Today is LOST PENNY DAY, when we are all encouraged to take the pennies we have stashed away in jars, piggy banks, and whatnot, and put them back into circulation, presumably by spending them. I would, but none of the local establishments will take my 'funny money'...

lubov nyet katorshka
That's what the Russians have to say on the topic: love is not a potato. While this may seem absurdly irrelevant, if you think about it, it's actually right on target.

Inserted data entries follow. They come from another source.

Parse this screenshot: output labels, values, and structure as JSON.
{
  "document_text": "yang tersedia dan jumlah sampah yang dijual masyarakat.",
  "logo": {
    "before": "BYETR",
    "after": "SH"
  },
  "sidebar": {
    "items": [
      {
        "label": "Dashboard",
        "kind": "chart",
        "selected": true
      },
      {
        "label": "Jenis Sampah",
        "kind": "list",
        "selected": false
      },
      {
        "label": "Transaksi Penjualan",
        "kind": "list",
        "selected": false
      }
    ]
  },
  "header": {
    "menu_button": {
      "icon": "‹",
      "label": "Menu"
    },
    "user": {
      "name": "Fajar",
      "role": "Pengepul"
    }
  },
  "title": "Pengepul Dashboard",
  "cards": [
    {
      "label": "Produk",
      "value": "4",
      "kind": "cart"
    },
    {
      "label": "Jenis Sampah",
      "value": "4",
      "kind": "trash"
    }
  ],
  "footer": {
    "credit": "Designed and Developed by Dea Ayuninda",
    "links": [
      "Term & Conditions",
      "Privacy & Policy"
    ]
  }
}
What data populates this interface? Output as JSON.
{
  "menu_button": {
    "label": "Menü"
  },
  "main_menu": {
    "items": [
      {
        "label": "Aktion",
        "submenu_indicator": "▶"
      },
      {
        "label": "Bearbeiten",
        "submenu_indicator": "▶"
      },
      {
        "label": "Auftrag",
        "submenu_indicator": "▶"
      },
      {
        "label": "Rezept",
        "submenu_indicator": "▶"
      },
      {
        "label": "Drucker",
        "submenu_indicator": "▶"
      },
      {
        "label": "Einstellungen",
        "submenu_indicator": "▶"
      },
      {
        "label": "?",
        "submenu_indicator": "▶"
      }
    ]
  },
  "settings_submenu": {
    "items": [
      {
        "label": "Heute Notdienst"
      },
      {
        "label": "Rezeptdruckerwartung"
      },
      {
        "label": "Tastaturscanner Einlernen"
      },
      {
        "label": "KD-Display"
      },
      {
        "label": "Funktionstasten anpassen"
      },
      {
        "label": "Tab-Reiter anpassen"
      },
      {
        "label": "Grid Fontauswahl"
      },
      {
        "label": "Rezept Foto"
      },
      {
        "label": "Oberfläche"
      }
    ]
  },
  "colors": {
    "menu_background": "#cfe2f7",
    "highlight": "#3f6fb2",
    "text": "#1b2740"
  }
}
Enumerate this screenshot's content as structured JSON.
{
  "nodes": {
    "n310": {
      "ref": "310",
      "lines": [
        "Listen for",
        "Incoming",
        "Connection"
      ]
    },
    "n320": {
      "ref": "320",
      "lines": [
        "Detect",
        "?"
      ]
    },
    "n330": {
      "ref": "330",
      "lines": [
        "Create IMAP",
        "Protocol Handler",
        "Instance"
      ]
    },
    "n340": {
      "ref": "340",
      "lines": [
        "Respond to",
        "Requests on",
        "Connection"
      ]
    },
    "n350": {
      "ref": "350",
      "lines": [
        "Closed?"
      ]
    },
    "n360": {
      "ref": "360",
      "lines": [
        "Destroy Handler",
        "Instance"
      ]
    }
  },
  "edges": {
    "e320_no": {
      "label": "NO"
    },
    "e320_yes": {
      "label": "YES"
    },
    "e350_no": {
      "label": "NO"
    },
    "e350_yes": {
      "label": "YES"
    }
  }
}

Because you can't eat love. You can't turn it into an alcoholic beverage to get yourself drunk, and you can't hook it up with wires to generate electricity. Despite what the songs say, love cannot solve all the problems that may exist between two people; only a mutual determination to make love work can do that.

Don't get me wrong. I'm not saying 'down with love'. Love is a wonderful thing-- I should know-- and when it's right, it can make every day seem that much brighter, every sunset more spectacular. What I am saying is that it's not a miracle cure, or a universal problem solver. It's neither the philosopher's stone nor the holy grail. Love is only love; and tragically, it isn't always enough. Sometimes you're better off with a potato.

in the news today
New research seems to indicate that chocolate can help improve circulation, lower blood pressure, and produce yet other health benefits. Dr Norman Hollenberg of Harvard Medical School found that cocoa was effective in lowering the blood pressure of the isolated Kuna Indians, who live on islands off the coast of Panama.

Despite a high salt diet, Hollenberg explained, the Kuna have normal blood pressure, and they consume large quantities of locally-grown cocoa. When Kuna moved to a city and stopped consuming their home-made chocolate, their blood pressure tended to rise, he noted. Early research also showed that cocoa could help increase blood flow in the brain and the extremities, which could prove beneficial to the elderly and diabetics (although that last part sounds like a catch-22 to me...).

See? Clearly, food is more useful than love.

Do dolphins sleep?

answer to yesterday's question
The humps on a camel's back are huge heaps of fat and flesh that can weigh as much as 80 pounds on a healthy camel. When water and food become scarce on the deserts where camels roam, the fatty humps serve as stored food, and are used for nourishment. By metabolizing these fat reserves, camels can go for up to two weeks without eating or drinking, although camels actually eat just about anything, and have been known to munch on tents, sandals, and blankets in a pinch. They can also close their nostrils and are the only animals with humps. (And by the way, Puting Tikbalang-- I've ridden a camel, and the humps are squishy...)

A round of applause to Vin, Puting Tikbalang, and Charles for being humpy triviameisters, and a special wolf whistle to Alex for his really-wrong-but-highly-creative answer!

Oh, yeah, and I officially apologize to Dean for dissing his intestine-condom answer, which really did have merit. I just like picking on you because you're too smart and someone has to keep you humble!